There was a mini exer­cise tram­po­line at the rear of the house where I did ten min­utes of ener­getic bounc­ing each morn­ing. At my back there was the laundry-cum-ogre’s bath­room with a small frosted pane win­dow. A cou­ple of weeks before the ogre had com­plained to the land­lady that I was spy­ing on her, pre­sum­ably with X-ray vision from the back of my head through the frosted glass. It was bizarre, but to save argu­ment the land­lady and I moved the tram­po­line a few meters away. That should have been the end of it. Appar­ently the ogre’s imag­i­na­tion had con­tin­ued to fes­ter and mummy had come to slay evil. She had, how­ever, for­got­ten to bring her light saber. So she wanted Darth Vader? Orright, bring it on. Being 168cm, it’s a bit hard to tower over any­one (eas­ier to play Yoda actu­ally) but I took a deep breath and prac­ticed look­ing dis­dain­ful.
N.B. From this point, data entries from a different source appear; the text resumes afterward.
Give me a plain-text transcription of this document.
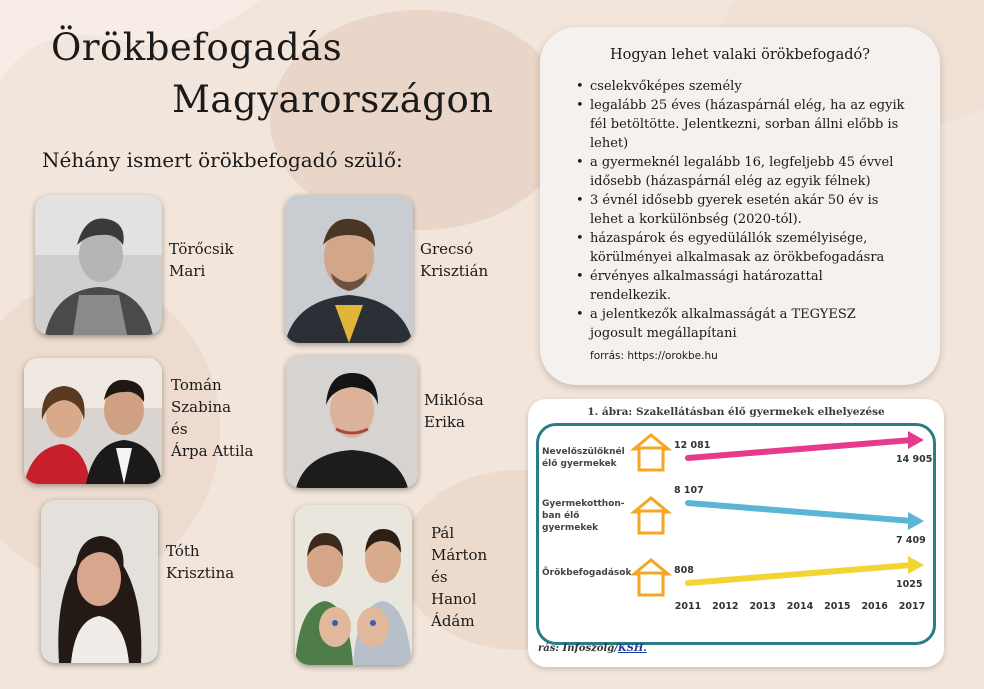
Örökbefogadás
Magyarországon
Néhány ismert örökbefogadó szülő:
Törőcsik
Mari
Grecsó
Krisztián
Tomán
Szabina
és
Árpa Attila
Miklósa
Erika
Tóth
Krisztina
Pál
Márton
és
Hanol
Ádám
Hogyan lehet valaki örökbefogadó?
• cselekvőképes személy
• legalább 25 éves (házaspárnál elég, ha az egyik fél betöltötte. Jelentkezni, sorban állni előbb is lehet)
• a gyermeknél legalább 16, legfeljebb 45 évvel idősebb (házaspárnál elég az egyik félnek)
• 3 évnél idősebb gyerek esetén akár 50 év is lehet a korkülönbség (2020-tól).
• házaspárok és egyedülállók személyisége, körülményei alkalmasak az örökbefogadásra
• érvényes alkalmassági határozattal rendelkezik.
• a jelentkezők alkalmasságát a TEGYESZ jogosult megállapítani
forrás: https://orokbe.hu
1. ábra: Szakellátásban élő gyermekek elhelyezése
Nevelőszülőknél
élő gyermekek
12 081
14 905
Gyermekotthon-
ban élő
gyermekek
8 107
7 409
Örökbefogadások	808
1025
2011 2012 2013 2014 2015 2016 2017
rás: Infoszolg/KSH.
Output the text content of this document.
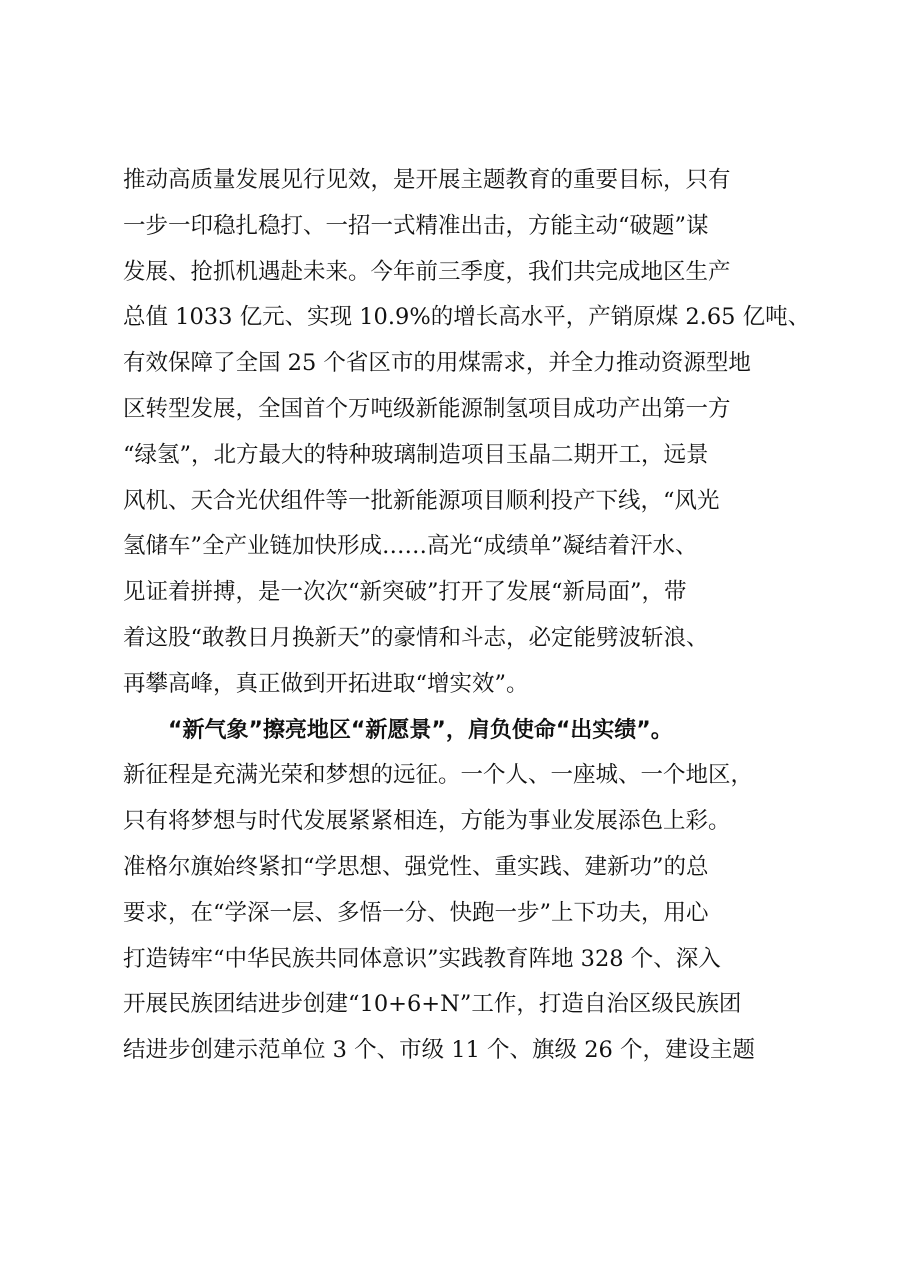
推动高质量发展见行见效，是开展主题教育的重要目标，只有
一步一印稳扎稳打、一招一式精准出击，方能主动“破题”谋
发展、抢抓机遇赴未来。今年前三季度，我们共完成地区生产
总值 1033 亿元、实现 10.9%的增长高水平，产销原煤 2.65 亿吨、
有效保障了全国 25 个省区市的用煤需求，并全力推动资源型地
区转型发展，全国首个万吨级新能源制氢项目成功产出第一方
“绿氢”，北方最大的特种玻璃制造项目玉晶二期开工，远景
风机、天合光伏组件等一批新能源项目顺利投产下线，“风光
氢储车”全产业链加快形成……高光“成绩单”凝结着汗水、
见证着拼搏，是一次次“新突破”打开了发展“新局面”，带
着这股“敢教日月换新天”的豪情和斗志，必定能劈波斩浪、
再攀高峰，真正做到开拓进取“增实效”。
“新气象”擦亮地区“新愿景”，肩负使命“出实绩”。
新征程是充满光荣和梦想的远征。一个人、一座城、一个地区，
只有将梦想与时代发展紧紧相连，方能为事业发展添色上彩。
准格尔旗始终紧扣“学思想、强党性、重实践、建新功”的总
要求，在“学深一层、多悟一分、快跑一步”上下功夫，用心
打造铸牢“中华民族共同体意识”实践教育阵地 328 个、深入
开展民族团结进步创建“10+6+N”工作，打造自治区级民族团
结进步创建示范单位 3 个、市级 11 个、旗级 26 个，建设主题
With each slow step I took for­ward, the avengers took a step back, though the pan­cake hat’s shriek never paused to draw breath. Step by step, back through the house, down the stairs, to the side of the devil machine tram­po­line. At last, as the pan­cake hat choked on her bile for a moment, I spoke. “Mad peo­ple”, I declared coldly, turned my back and walked away. There was an eerie silence in the house. A splin­ter of ice had plunged into their hearts. The pan­cake hat dis­ap­peared, and forever after the ogre fled when she heard me com­ing. A while later she moved out. It wasn’t too long before I moved out too, but that is another story about a venge­ful cat super­vi­sor.